2. Transmission method according to claim 1, wherein there is provided a step of determination by the server of said at least one first stream to be transmitted according to the first mode of transmission and said at least one second stream a part of which is intended to be transmitted according to the second transmission mode, according to information relating to a bit rate of a transmission line to the terminal and information relating to the bit rates of the streams encoding the content.

The method according to claim 1, wherein another portion of said at least one second stream, relating to a start portion of the content, is transmitted before the start of the simultaneous transmission of the first stream according to the first mode of transmission and said part of the second stream according to the second transmission mode.

The method of claim 1, wherein the first transmission mode is a real time mode and the second transmission mode is a download mode.

5. A method of reception by a terminal of audiovisual content (C1, C2) coded in the form of a plurality of streams and transmitted by a server (S), comprising a step receiving at least a first stream relative to the transmitted content according to a first reception mode, characterized in that it further comprises a step of receiving a portion of at least a second stream relative to the transmitted content according to a second transmission mode, the two reception stages being simultaneous and said part of the second stream received simultaneously with the first stream being relative to only a part of the end of the content.

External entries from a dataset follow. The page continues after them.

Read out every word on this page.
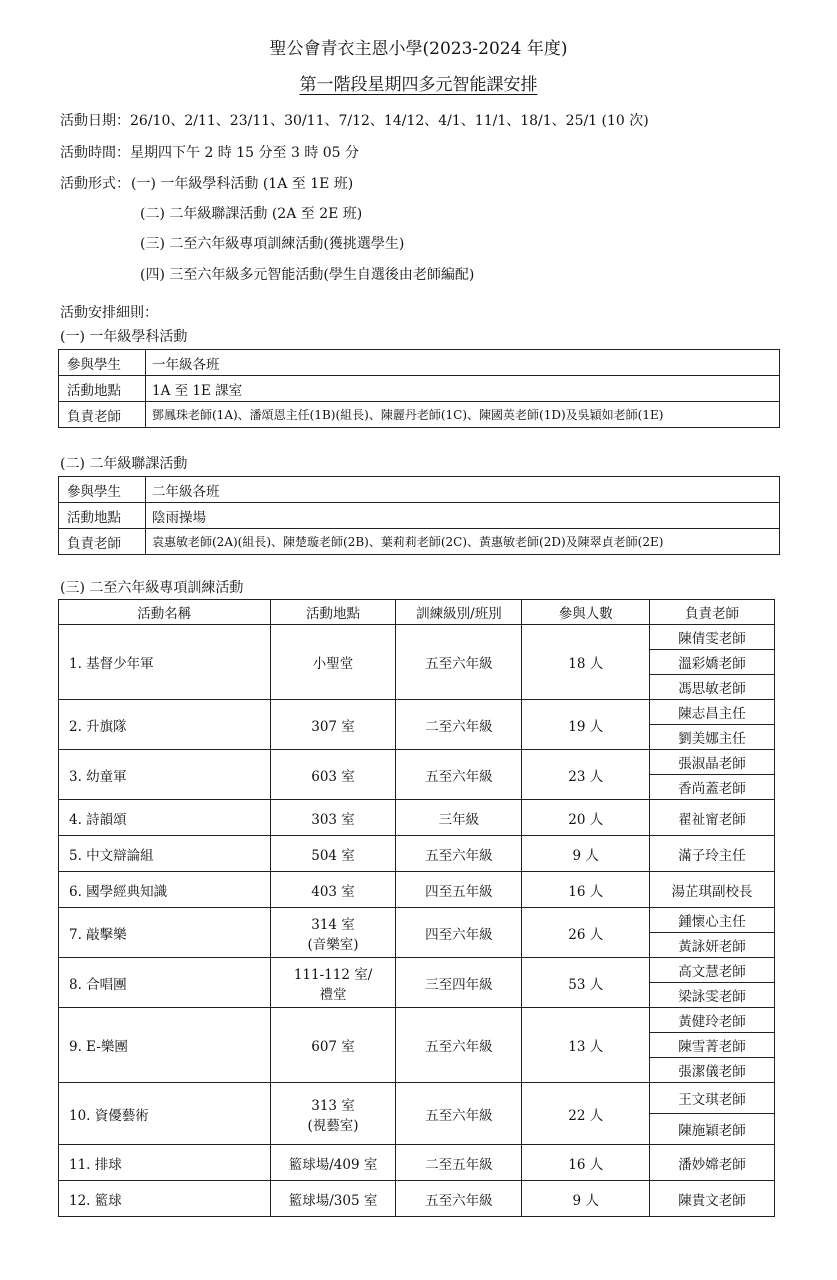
聖公會青衣主恩小學(2023-2024 年度)
第一階段星期四多元智能課安排
活動日期：26/10、2/11、23/11、30/11、7/12、14/12、4/1、11/1、18/1、25/1 (10 次)
活動時間：星期四下午 2 時 15 分至 3 時 05 分
活動形式： (一) 一年級學科活動 (1A 至 1E 班)
(二) 二年級聯課活動 (2A 至 2E 班)
(三) 二至六年級專項訓練活動(獲挑選學生)
(四) 三至六年級多元智能活動(學生自選後由老師編配)
活動安排細則：
(一) 一年級學科活動
參與學生	一年級各班
活動地點	1A 至 1E 課室
負責老師	鄧鳳珠老師(1A)、潘頌恩主任(1B)(組長)、陳麗丹老師(1C)、陳國英老師(1D)及吳穎如老師(1E)
(二) 二年級聯課活動
參與學生	二年級各班
活動地點	陰雨操場
負責老師	袁惠敏老師(2A)(組長)、陳楚璇老師(2B)、葉莉莉老師(2C)、黃惠敏老師(2D)及陳翠貞老師(2E)
(三) 二至六年級專項訓練活動
活動名稱	活動地點	訓練級別/班別	參與人數	負責老師
1. 基督少年軍	小聖堂	五至六年級	18 人	陳倩雯老師
				溫彩嬌老師
				馮思敏老師
2. 升旗隊	307 室	二至六年級	19 人	陳志昌主任
				劉美娜主任
3. 幼童軍	603 室	五至六年級	23 人	張淑晶老師
				香尚蓋老師
4. 詩韻頌	303 室	三年級	20 人	翟祉甯老師
5. 中文辯論組	504 室	五至六年級	9 人	滿子玲主任
6. 國學經典知識	403 室	四至五年級	16 人	湯芷琪副校長
7. 敲擊樂	314 室
(音樂室)	四至六年級	26 人	鍾懷心主任
				黃詠妍老師
8. 合唱團	111-112 室/
禮堂	三至四年級	53 人	高文慧老師
				梁詠雯老師
9. E-樂團	607 室	五至六年級	13 人	黃健玲老師
				陳雪菁老師
				張潔儀老師
10. 資優藝術	313 室
(視藝室)	五至六年級	22 人	王文琪老師
				陳施穎老師
11. 排球	籃球場/409 室	二至五年級	16 人	潘妙嫦老師
12. 籃球	籃球場/305 室	五至六年級	9 人	陳貴文老師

6. Reception method according to the preceding claim, wherein the terminal determines said at least one first stream to be transmitted according to the first transmission mode and said at least one second stream, part of which is intended to be transmitted according to the second transmission mode. , based on information relating to a bit rate of a transmission line to the terminal and information relating to the bit rates of the streams encoding the content.

7. The reception method according to claim 5, comprising

a step of storing the part of the second stream received according to the second mode of transmission,

an interleaving step (E40) of the stored part of the second stream and the first stream, from a time corresponding to the beginning of said end portion of the content, and a decoding and display step (E42 ) of the interlaced stream.

The method according to claim 8, wherein another part of the second stream, relating to a start portion of the content, is received before the start of the simultaneous reception of the first stream according to the first transmission mode and said part of the second flow according to the second mode of transmission.

9. Server capable of transmitting audiovisual content (C1, C2), said content being coded according to a plurality of data streams, to a terminal (T1, T2), comprising first transmission means adapted to transmit at least a first stream content according to a first mode of transmission, characterized in that it further comprises second transmission means adapted to transmit a portion of at least a second stream relative to the content according to a second mode of transmission simultaneously with the transmission of the first stream according to the first transmission mode, said part of the second flow being relative to only a part of the end of the content.

Terminal for receiving audiovisual content (C1, C2) encoded in the form of a plurality of data streams, comprising first means for receiving at least a first stream relating to the content transmitted according to a first mode of transmission, characterized in that it further comprises second receiving means adapted to receive a portion of at least one second stream relative to the transmitted content according to a second transmission mode and simultaneously to the first stream, said part of the second stream being relative to only a part of end of the content.

11. System comprising a server according to claim 9 and at least one terminal according to claim 10.

A computer program product comprising instructions for carrying out the steps of a transmission method according to claim 1 when it is loaded and executed by a processor.

A computer program product comprising instructions for carrying out the steps of a reception method according to claim 7 when it is loaded and executed by a processor.